Sunday, February 7, 2021
New Insights in New Book
My new book on the Song of Songs has a number of new insights which to the best of my knowledge have not been discussed in any commentary or monograph. Although there are a number of scholars who argue that the Shulamite woman was Abishag, none would tell the tale of Solomon's love with the Shulamite girl as a narrative framework for the Song as I attempt to do in my new book. Although the Song of Songs is a love-poem filled with symbolism, there is a human story behind it, especially from the two lovers' familial ties. The woman is called a Shulamite, so she is identified as coming from Shulam or Shunem in Israel. She has a family with a mother and a few older brothers. It could be that she is the youngest in the family, barely in her teens which made her a target of her brothers' anger as they made her work at the family's vineyards under the hot sun. King Solomon had 60 queens and 80 concubines at the time he fell in love with this Shulamite which points to a time early in his reign as he went on to wed a total of 700 wives and 300 concubines.
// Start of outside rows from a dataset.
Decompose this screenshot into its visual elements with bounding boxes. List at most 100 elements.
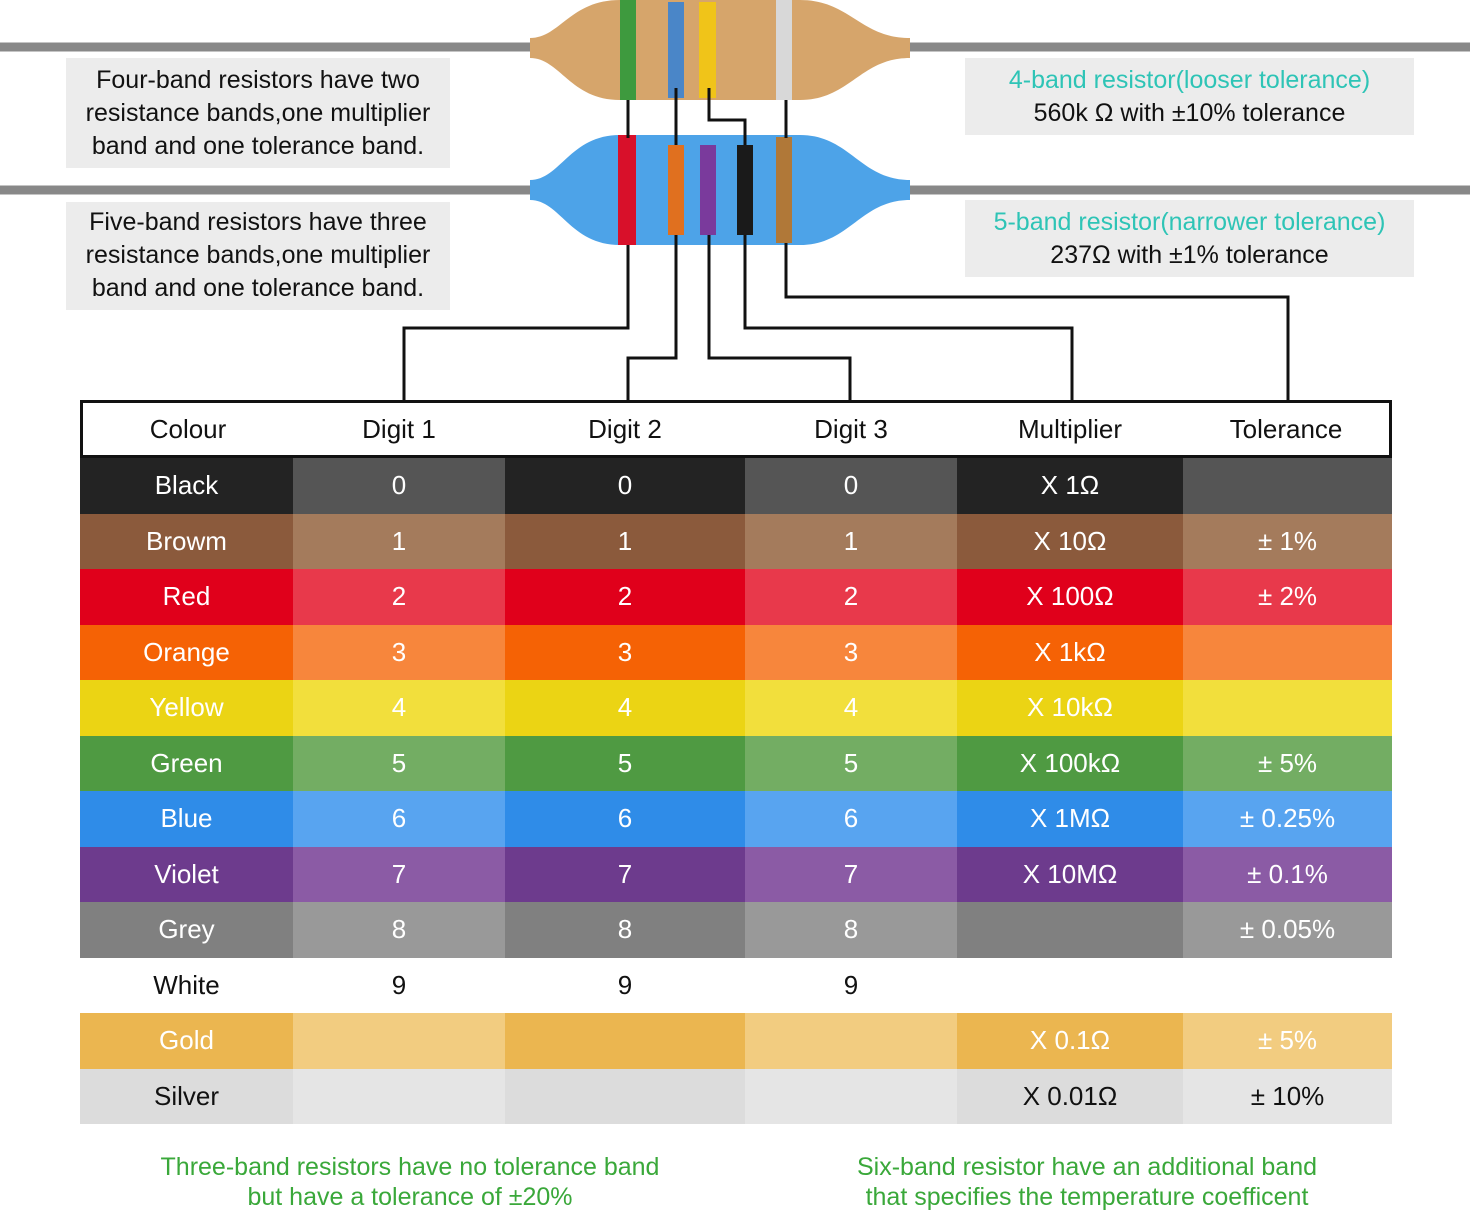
table-row: Gold X 0.1Ω ± 5% (80, 1013, 1392, 1069)
table-cell: ± 0.05% (1183, 902, 1392, 958)
table-cell: ± 0.25% (1183, 791, 1392, 847)
note-line: resistance bands,one multiplier (85, 99, 431, 127)
band (699, 2, 716, 98)
colour-name: Browm (80, 513, 293, 569)
footnote-line: that specifies the temperature coefficen… (865, 1183, 1309, 1211)
table-cell (1183, 957, 1392, 1013)
table-cell: 5 (745, 735, 957, 791)
table-cell: 7 (745, 846, 957, 902)
table-cell: X 100kΩ (957, 735, 1183, 791)
table-cell: 3 (505, 624, 745, 680)
table-cell (293, 1068, 505, 1124)
five-band-callout: 5-band resistor(narrower tolerance) 237Ω… (965, 200, 1414, 277)
table-cell: 5 (293, 735, 505, 791)
five-band-body (530, 135, 910, 245)
note-line: band and one tolerance band. (91, 274, 425, 302)
table-cell: 2 (505, 569, 745, 625)
colour-name: Green (80, 735, 293, 791)
band (668, 145, 684, 235)
table-cell: 2 (293, 569, 505, 625)
footnote-line: but have a tolerance of ±20% (247, 1183, 573, 1211)
colour-name: Blue (80, 791, 293, 847)
table-cell: 9 (505, 957, 745, 1013)
table-cell: ± 1% (1183, 513, 1392, 569)
table-cell: X 0.01Ω (957, 1068, 1183, 1124)
table-cell (1183, 458, 1392, 514)
colour-name: Violet (80, 846, 293, 902)
footnote-line: Six-band resistor have an additional ban… (856, 1153, 1318, 1181)
table-cell: 8 (293, 902, 505, 958)
table-cell: 8 (505, 902, 745, 958)
table-cell: X 0.1Ω (957, 1013, 1183, 1069)
table-row: Blue 6 6 6 X 1MΩ ± 0.25% (80, 791, 1392, 847)
table-cell (1183, 680, 1392, 736)
six-band-footnote: Six-band resistor have an additional ban… (787, 1152, 1387, 1212)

I also argue that the wedding narrated at SS 3 is not that of Solomon and the Shulamite as numerous instances throughout the Song indicates that the couple is not married or living together in one place. Straight after the wedding at SS 3, Solomon had to go to Lebanon to look for the Shulamite and then, after a brief time together, Solomon is gone again, forcing the Shulamite to search after him in the streets of the city a second time in the Song (SS 5:7) just as she did previously in SS 3:1-3. Solomon coming to visit her during the night while she is asleep in her own house or her mother's house does not support the notion that they were married and staying together (SS 5:2-6). Chapter 6 has Solomon sending a chariot or chariots to fetch the Shulamite with the bystanders wishing for her return. The constant theme of meeting, separation, loss, search and find and reunion provides the narrative thread throughout the Song. Even right at the end, Solomon had to flee (8:14) and the woman could only wish that he would return as a gazelle or a young stag to satisfy her once more as if on the mountain of spices.